Mototurismo – Explorando o Algarve profundo

By on 7 Março, 2019

Temperaturas amenas quase todo o ano, boas estradas, gastronomia justamente afamada, e a proverbial simpatia das suas gentes torna o nosso Algarve num destino de eleição… em duas rodas, ainda por cima, o contacto próximo com a natureza adiciona ainda mais um atrativo a todos os outros acima mencionados…

O Algarve é um conhecido destino de passeios moto-turísticos, pelas suas atrações óbvias, temperaturas amenas, gastronomia e acessibilidade… mas quantos se preocupam mesmo a conhecer as estradas do interior, que oferecem muito mais do que se poderia pensar? Aproveitámos uma organização local, a Secret Rides, guia de passeios moto-turísticos, que realizou há algum tempo um passeio aproveitando um dos vários percursos realizados na serra do Caldeirão. São Bartolomeu de Messines, na Serra Algarvia, foi o ponto escolhido para início e fim deste percurso de cerca de 200 km.

A saída de Messines ocorreu pelas 9:30 em direcção a Alte, parando para um café, e a oportunidade de admirar e tirar umas fotos às suas fontes, muito visitadas durante o período de verão, sendo mesmo de manhã a melhor hora para evitar a confusão. O percurso seguiu depois por Querença, já em plena subida e chegando à N2, virámos para sul para apanhar a N270 em São Brás de Alportel.

Nesta etapa mais rolante, em bom alcatrão, seguimos as placas para Tavira, para fazer outra paragem nas margens do Gilão. Agora, é altura de começar a tornar o passeio mais interessante. Tomamos a N397 e rumamos ao Cachopo, por uma estrada que, apesar de sinuosa, não permite muitas aventuras devido ao seu piso bastante polido, que requer toda a atenção, mas a paisagem facilmente faz esquecer isso.

Chegados ao Cachopo, uma aldeia parada no tempo em todos os aspectos, é hora do almoço num restaurante local. Aqui ainda se podem escolher sítios que dão aquela sensação de ir comer a casa da avó, com os pratos encomendados de véspera, em vista do tamanho do grupo e para garantir a experiência mais caseira possível.
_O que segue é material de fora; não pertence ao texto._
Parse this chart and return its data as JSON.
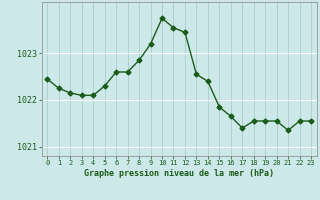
{
  "x": [
    0,
    1,
    2,
    3,
    4,
    5,
    6,
    7,
    8,
    9,
    10,
    11,
    12,
    13,
    14,
    15,
    16,
    17,
    18,
    19,
    20,
    21,
    22,
    23
  ],
  "y": [
    1022.45,
    1022.25,
    1022.15,
    1022.1,
    1022.1,
    1022.3,
    1022.6,
    1022.6,
    1022.85,
    1023.2,
    1023.75,
    1023.55,
    1023.45,
    1022.55,
    1022.4,
    1021.85,
    1021.65,
    1021.4,
    1021.55,
    1021.55,
    1021.55,
    1021.35,
    1021.55,
    1021.55
  ],
  "line_color": "#1a5c1a",
  "marker": "D",
  "marker_size": 2.5,
  "background_color": "#cce8e8",
  "grid_color_v": "#b0d0d0",
  "grid_color_h": "#ffffff",
  "xlabel": "Graphe pression niveau de la mer (hPa)",
  "xlabel_color": "#1a5c1a",
  "tick_color": "#1a5c1a",
  "ylim": [
    1020.8,
    1024.1
  ],
  "yticks": [
    1021,
    1022,
    1023
  ],
  "xticks": [
    0,
    1,
    2,
    3,
    4,
    5,
    6,
    7,
    8,
    9,
    10,
    11,
    12,
    13,
    14,
    15,
    16,
    17,
    18,
    19,
    20,
    21,
    22,
    23
  ]
}
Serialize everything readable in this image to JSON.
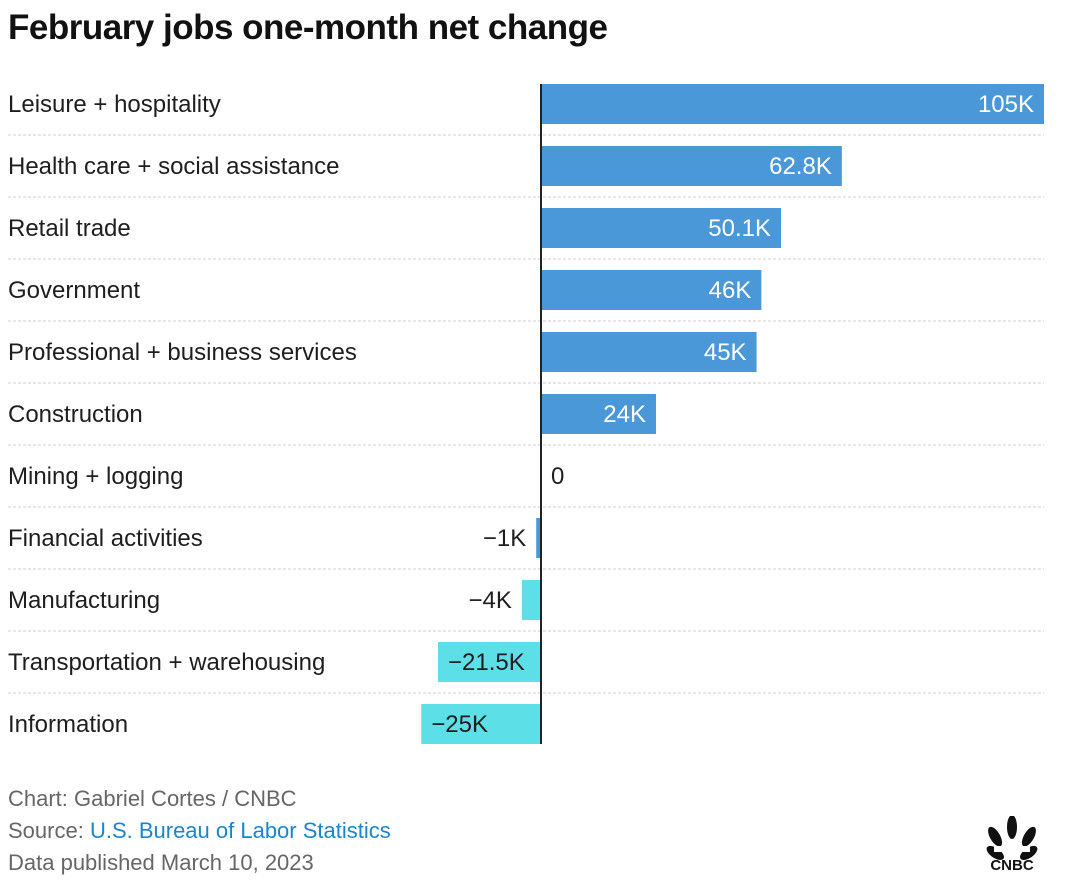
{
  "title": "February jobs one-month net change",
  "footer": {
    "credit": "Chart: Gabriel Cortes / CNBC",
    "source_prefix": "Source: ",
    "source_link": "U.S. Bureau of Labor Statistics",
    "published": "Data published March 10, 2023"
  },
  "logo": {
    "text": "CNBC",
    "icon": "nbc-peacock-icon"
  },
  "colors": {
    "positive": "#4a98d8",
    "negative": "#5ddfe8",
    "financial": "#4a98d8",
    "axis": "#222222",
    "grid": "#cfcfcf",
    "link": "#1a86c8"
  },
  "chart_data": {
    "type": "bar",
    "orientation": "horizontal",
    "categories": [
      "Leisure + hospitality",
      "Health care + social assistance",
      "Retail trade",
      "Government",
      "Professional + business services",
      "Construction",
      "Mining + logging",
      "Financial activities",
      "Manufacturing",
      "Transportation + warehousing",
      "Information"
    ],
    "values": [
      105000,
      62800,
      50100,
      46000,
      45000,
      24000,
      0,
      -1000,
      -4000,
      -21500,
      -25000
    ],
    "labels": [
      "105K",
      "62.8K",
      "50.1K",
      "46K",
      "45K",
      "24K",
      "0",
      "−1K",
      "−4K",
      "−21.5K",
      "−25K"
    ],
    "xlim": [
      -25000,
      105000
    ],
    "grid": "horizontal separators between rows",
    "legend": "none"
  }
}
Já retemperados, montamos de novo e segue-se uma breve paragem para visitar a Fonte Férrea do Cachopo, um parque de merendas muito agradável com grelhadores, WC e até piscina à disposição.

Baterias recarregadas é hora de seguir viagem pela N124 em direcção a Barranco do Velho. Aqui, a excelência da N124 já permite limpar os pneus nas curvas alongadas a velocidades médias e pôr um sorriso nos lábios dos mais afoitos. Esta parte do passeio com um andamento mais animado, fez com que o grupo se dividisse entre os mais rápidos e os que preferiam uma toada mais calma e prosseguiu mesmo depois de intercetarmos de novo a N2, onde reagrupámos e seguimos para norte.

Disfrutar a N2 é algo que qualquer motociclista que se preze já fez, ou devia ter  nos planos fazer, mas o nosso objectivo é mostrar que há muito mais que isso, por isso mesmo na zona do Ameixial viramos à esquerda e mergulhamos num Algarve puro e quase esquecido.

As estradas são ótimas, aparte algum estradão de algumas centenas de metros para atalhar e dar aquele gostinho de aventura, mas a paisagem não permite andar rápido pois é surpreendente a cada curva e as palavras não são suficientes para descrever esta parte da experiência, que inclui uma passagem pela Califórnia… sim, leu bem, leitor, Califórnia.

A tarde vai avançada e estamos de novo no nosso ponto de partida em São Bartolomeu de Messines. Daqui, desta feita tomamos a direcção de Amorosa, para chegar à barragem do Arade pela porta das traseiras…

É a última paragem para trocar impressões, todos com um sorriso nos lábios pelo dia bem passado, que nem mesmo algumas gotas de chuva nos últimos quilómetros conseguiram apagar… Ficam já planos para fazer o próximo ainda mais empolgante!